Retired from Harvard, and free from NORML, he is not done fighting. The Drug Free America Foundation recently asked the Massachusetts medical authorities to investigate Grinspoon’s license to practice medicine because he divulged his pot smoking in the August 2001 High Times (#312).
"Dr. Grinspoon's use of an illegal drug puts his patients in danger," wrote DFA director Calvina Fay. As an emeritus, Grinspoon says he is not worried. He now focuses on his family, which will continue to support him. "I think I am going to play tennis, and spend time with my wife," Grinspoon says.
As he grows old, he wonders if marijuana eases the aging process. He hopes to add it to the list of enhancements. His website, Marijuana-uses.com contains about 65 affidavits pronouncing pot's usefulness. From Allen Ginsberg's Atlantic Monthly classic, “The Great Marijuana Hoax;” to Paul DeFelice's deposition about cannabis improving skiing and drawing, people volunteer epiphanies about how a good smoke changes their mind and makes life better.
The personal introspection cannabis supplies has more value to Grinspoon than psychotherapy. He dreams of smokers who understand that to reap the full rewards of cannabis, they must make an effort.

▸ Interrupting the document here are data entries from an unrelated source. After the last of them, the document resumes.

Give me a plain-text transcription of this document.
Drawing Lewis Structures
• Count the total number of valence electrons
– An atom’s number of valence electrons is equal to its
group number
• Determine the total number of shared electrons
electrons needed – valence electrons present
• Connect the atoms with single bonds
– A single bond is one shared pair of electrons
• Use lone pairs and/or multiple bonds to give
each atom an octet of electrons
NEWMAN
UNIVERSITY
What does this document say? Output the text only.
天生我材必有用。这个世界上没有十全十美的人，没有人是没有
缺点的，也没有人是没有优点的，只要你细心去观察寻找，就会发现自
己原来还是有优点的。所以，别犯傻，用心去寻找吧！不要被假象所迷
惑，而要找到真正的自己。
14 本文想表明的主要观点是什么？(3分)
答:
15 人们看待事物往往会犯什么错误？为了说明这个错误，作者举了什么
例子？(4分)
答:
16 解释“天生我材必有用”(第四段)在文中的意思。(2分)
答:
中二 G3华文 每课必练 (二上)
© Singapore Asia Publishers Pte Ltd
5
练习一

"It's not just like, 'Oh, this is the best chocolate I've ever had in the world,' That's like neuro-physiological. It's there," he says. "Whereas getting and making use of insight is something that isn't just there. You have to provide the emotional and cognitive setting for that kind of exploration."
Pot helps him meditate on his current writing projects or analyze his relationships. "I like to rethink interactions. It's happened that I have then written a note or called and apologized to somebody or corrected something that I said. It's not always hurting people's feelings but just realizing that I was wrong about something," he says.
Dr. Lester Grinspoon is not so naïve as to pretend that what he finds useful in cannabis anybody else will find useful.
"What I do defend is the notion that there are things that I can do on cannabis that I was never able to do without it," he says, figuratively passing the joint to the next generation of tokers who seek to further his life's work.